XIIe s. De tout son fié [d'un baron mort] vieut estre ravesti, Raoul de C. 36.

XIIIe s. [Berte avoit] La povre gent souvent chaucie et revestue, Berte, CII. Mout refu Blanchefleurs de joie revestie, ib. CXXVIII. Et si demoura encore li cuens en sa baillie, et fu raviestus des roiaus gonfanons, H. de Valenciennes, XXI. Paumée est senefiance que l'en revest l'achateor par bone foi de marchié, Liv. de jost. 8.

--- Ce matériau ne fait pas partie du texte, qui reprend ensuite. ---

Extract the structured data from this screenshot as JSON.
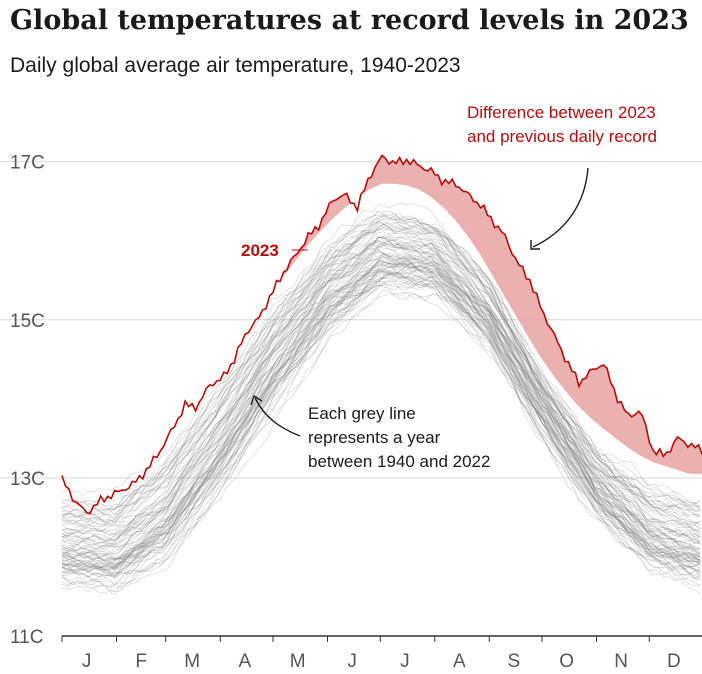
{
  "title": "Global temperatures at record levels in 2023",
  "subtitle": "Daily global average air temperature, 1940-2023",
  "colors": {
    "record_line": "#b80c09",
    "record_gap_fill": "#e8a3a3",
    "grey_lines": "#7a7a7a",
    "gridline": "#d9d9d9",
    "axis": "#333333",
    "text": "#1a1a1a",
    "tick_text": "#555555"
  },
  "chart_data": {
    "type": "line",
    "title": "Global temperatures at record levels in 2023",
    "subtitle": "Daily global average air temperature, 1940-2023",
    "xlabel": "",
    "ylabel": "",
    "x_unit": "day of year",
    "ylim": [
      11,
      17.4
    ],
    "y_ticks": [
      {
        "value": 11,
        "label": "11C"
      },
      {
        "value": 13,
        "label": "13C"
      },
      {
        "value": 15,
        "label": "15C"
      },
      {
        "value": 17,
        "label": "17C"
      }
    ],
    "x_ticks": [
      {
        "day": 15,
        "label": "J"
      },
      {
        "day": 46,
        "label": "F"
      },
      {
        "day": 75,
        "label": "M"
      },
      {
        "day": 105,
        "label": "A"
      },
      {
        "day": 135,
        "label": "M"
      },
      {
        "day": 166,
        "label": "J"
      },
      {
        "day": 196,
        "label": "J"
      },
      {
        "day": 227,
        "label": "A"
      },
      {
        "day": 258,
        "label": "S"
      },
      {
        "day": 288,
        "label": "O"
      },
      {
        "day": 319,
        "label": "N"
      },
      {
        "day": 349,
        "label": "D"
      }
    ],
    "grid": "horizontal",
    "years_background": "1940-2022",
    "series_2023": {
      "name": "2023",
      "x": [
        1,
        8,
        15,
        22,
        29,
        36,
        43,
        50,
        57,
        64,
        71,
        78,
        85,
        92,
        99,
        106,
        113,
        120,
        127,
        134,
        141,
        148,
        155,
        162,
        169,
        176,
        183,
        190,
        197,
        204,
        211,
        218,
        225,
        232,
        239,
        246,
        253,
        260,
        267,
        274,
        281,
        288,
        295,
        302,
        309,
        316,
        323,
        330,
        337,
        344,
        351,
        358,
        365
      ],
      "y": [
        12.98,
        12.72,
        12.55,
        12.7,
        12.78,
        12.85,
        12.95,
        13.12,
        13.35,
        13.62,
        13.92,
        13.9,
        14.18,
        14.25,
        14.5,
        14.85,
        15.02,
        15.32,
        15.6,
        15.82,
        16.05,
        16.22,
        16.52,
        16.58,
        16.42,
        16.82,
        17.06,
        16.98,
        17.02,
        16.95,
        16.88,
        16.75,
        16.72,
        16.58,
        16.45,
        16.25,
        16.05,
        15.72,
        15.5,
        15.12,
        14.8,
        14.48,
        14.2,
        14.35,
        14.45,
        14.05,
        13.78,
        13.85,
        13.35,
        13.28,
        13.5,
        13.42,
        13.35
      ]
    },
    "previous_daily_record": {
      "x": [
        1,
        8,
        15,
        22,
        29,
        36,
        43,
        50,
        57,
        64,
        71,
        78,
        85,
        92,
        99,
        106,
        113,
        120,
        127,
        134,
        141,
        148,
        155,
        162,
        169,
        176,
        183,
        190,
        197,
        204,
        211,
        218,
        225,
        232,
        239,
        246,
        253,
        260,
        267,
        274,
        281,
        288,
        295,
        302,
        309,
        316,
        323,
        330,
        337,
        344,
        351,
        358,
        365
      ],
      "y": [
        13.1,
        13.08,
        13.08,
        13.12,
        13.2,
        13.3,
        13.4,
        13.55,
        13.72,
        13.92,
        14.08,
        14.22,
        14.38,
        14.55,
        14.75,
        14.95,
        15.15,
        15.35,
        15.55,
        15.75,
        15.95,
        16.12,
        16.28,
        16.42,
        16.55,
        16.65,
        16.72,
        16.72,
        16.7,
        16.65,
        16.55,
        16.42,
        16.25,
        16.05,
        15.82,
        15.55,
        15.28,
        15.02,
        14.75,
        14.5,
        14.28,
        14.08,
        13.9,
        13.75,
        13.62,
        13.5,
        13.38,
        13.28,
        13.2,
        13.15,
        13.1,
        13.05,
        13.05
      ]
    },
    "background_envelope": {
      "x": [
        1,
        31,
        60,
        91,
        121,
        152,
        182,
        213,
        244,
        274,
        305,
        335,
        365
      ],
      "upper": [
        13.1,
        13.15,
        13.72,
        14.55,
        15.45,
        16.28,
        16.72,
        16.55,
        15.82,
        14.5,
        13.62,
        13.2,
        13.05
      ],
      "median": [
        12.1,
        12.05,
        12.5,
        13.45,
        14.5,
        15.35,
        15.85,
        15.75,
        15.05,
        13.95,
        12.95,
        12.3,
        12.05
      ],
      "lower": [
        11.5,
        11.4,
        11.75,
        12.55,
        13.55,
        14.55,
        15.15,
        15.15,
        14.45,
        13.3,
        12.25,
        11.65,
        11.5
      ]
    },
    "annotations": {
      "label_2023": "2023",
      "difference": [
        "Difference between 2023",
        "and previous daily record"
      ],
      "grey_lines": [
        "Each grey line",
        "represents a year",
        "between 1940 and 2022"
      ]
    }
  }
}
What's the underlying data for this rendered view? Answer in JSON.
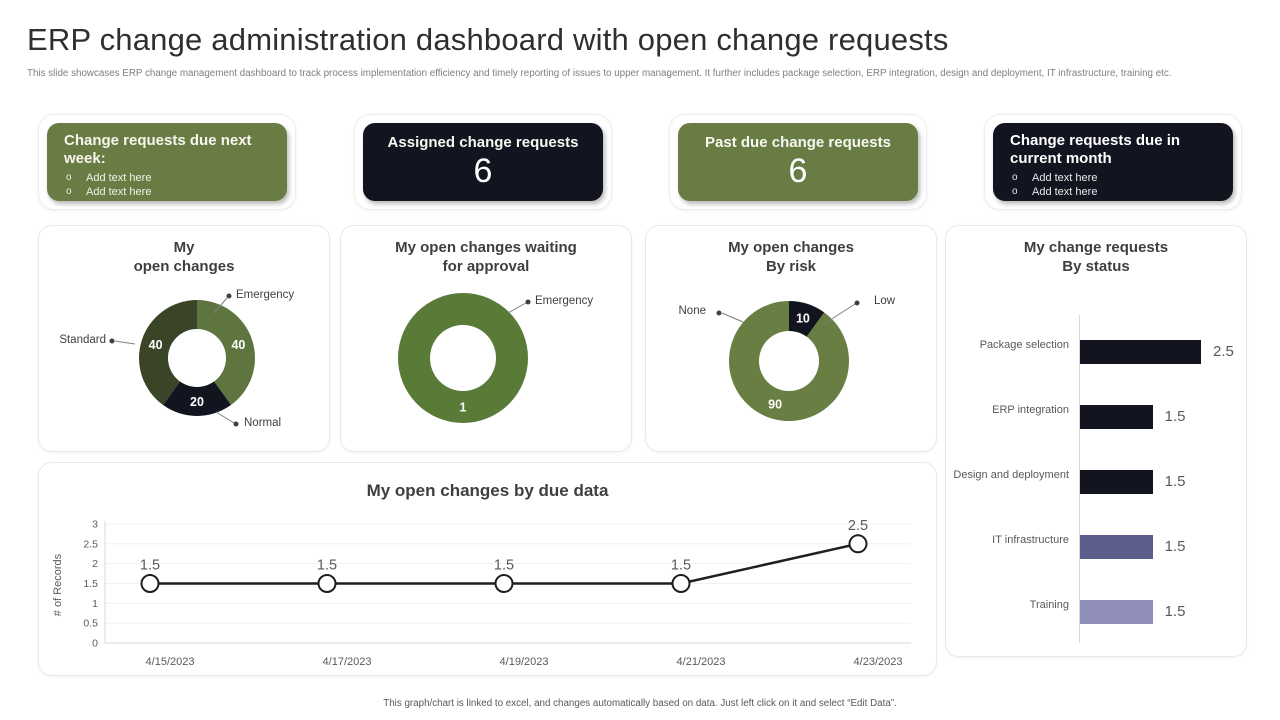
{
  "page": {
    "title": "ERP change administration dashboard with open change requests",
    "subtitle": "This slide showcases ERP change management dashboard to track process implementation efficiency and timely reporting of issues to upper management. It further includes package selection, ERP integration, design and deployment, IT infrastructure, training etc.",
    "footer": "This graph/chart is linked to excel, and changes automatically based on data. Just left click on it and select “Edit Data”."
  },
  "colors": {
    "green": "#697c44",
    "dark": "#12141f",
    "donut_green_light": "#5e7540",
    "donut_green_dark": "#3a4527",
    "donut_green_mid": "#5a7a38",
    "donut_green_risk": "#697e42",
    "purple_mid": "#5c5d8a",
    "purple_light": "#8f8eb8"
  },
  "kpis": [
    {
      "variant": "green",
      "title": "Change requests due next week:",
      "bullets": [
        "Add text here",
        "Add text here"
      ]
    },
    {
      "variant": "dark",
      "title": "Assigned change requests",
      "value": "6"
    },
    {
      "variant": "green",
      "title": "Past due change requests",
      "value": "6"
    },
    {
      "variant": "dark",
      "title": "Change requests due in current month",
      "bullets": [
        "Add text here",
        "Add text here"
      ]
    }
  ],
  "chart_data": [
    {
      "type": "pie",
      "subtype": "donut",
      "title_lines": [
        "My",
        "open changes"
      ],
      "slices": [
        {
          "label": "Emergency",
          "value": 40,
          "color": "#5e7540"
        },
        {
          "label": "Normal",
          "value": 20,
          "color": "#12141f"
        },
        {
          "label": "Standard",
          "value": 40,
          "color": "#3a4527"
        }
      ]
    },
    {
      "type": "pie",
      "subtype": "donut",
      "title_lines": [
        "My open changes waiting",
        "for approval"
      ],
      "slices": [
        {
          "label": "Emergency",
          "value": 1,
          "color": "#5a7a38"
        }
      ]
    },
    {
      "type": "pie",
      "subtype": "donut",
      "title_lines": [
        "My open changes",
        "By risk"
      ],
      "slices": [
        {
          "label": "Low",
          "value": 10,
          "color": "#12141f"
        },
        {
          "label": "None",
          "value": 90,
          "color": "#697e42"
        }
      ]
    },
    {
      "type": "bar",
      "orientation": "horizontal",
      "title_lines": [
        "My change requests",
        "By status"
      ],
      "categories": [
        "Package selection",
        "ERP integration",
        "Design and deployment",
        "IT infrastructure",
        "Training"
      ],
      "values": [
        2.5,
        1.5,
        1.5,
        1.5,
        1.5
      ],
      "bar_colors": [
        "#12141f",
        "#12141f",
        "#12141f",
        "#5c5d8a",
        "#8f8eb8"
      ],
      "xlim": [
        0,
        3
      ],
      "value_labels": [
        "2.5",
        "1.5",
        "1.5",
        "1.5",
        "1.5"
      ]
    },
    {
      "type": "line",
      "title": "My open changes by due data",
      "x": [
        "4/15/2023",
        "4/17/2023",
        "4/19/2023",
        "4/21/2023",
        "4/23/2023"
      ],
      "values": [
        1.5,
        1.5,
        1.5,
        1.5,
        2.5
      ],
      "data_labels": [
        "1.5",
        "1.5",
        "1.5",
        "1.5",
        "2.5"
      ],
      "ylabel": "# of Records",
      "yticks": [
        0,
        0.5,
        1,
        1.5,
        2,
        2.5,
        3
      ],
      "ylim": [
        0,
        3
      ],
      "grid": true,
      "line_color": "#1f1f1f",
      "marker": "open-circle"
    }
  ]
}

XVe s. [La reine] leur fit oster [aux six bourgeois de Calais qui s'étaient offerts à la mort] les chevestres d'entour le cou, et les emmena avec li en sa chambre, et les feit revestir et donner à diner tout aise… [les bourgeois étaient arrivés en chemise], Froissart, I, I, 321.

XVIe s. Ils avoient les proues revestues et armées de grosses poinctes d'airain, Amyot, Anton. 84. Dieu est revestu de l'humaine figure, Montaigne, II, 274. Quelque ingénieur pourra dire que l'eau mine les fondemens d'un rempart, et que de dix ans en dix ans ils versent ou s'escoulent : ce qui n'avient quand ils sont revestus, Lanoue, 340. À fin que plus aisement ils puissent se revestir des affections qu'ils doyvent avoir aux choses generales, Lanoue, 390. La sacrée dignité, dont il est revestu, Lanoue, 391. Paon revestu, Cotgrave

ÉTYMOLOGIE

Re… et vêtir ; provenç. revestir, rivestir ; espagn. revestir ; ital. rivestire.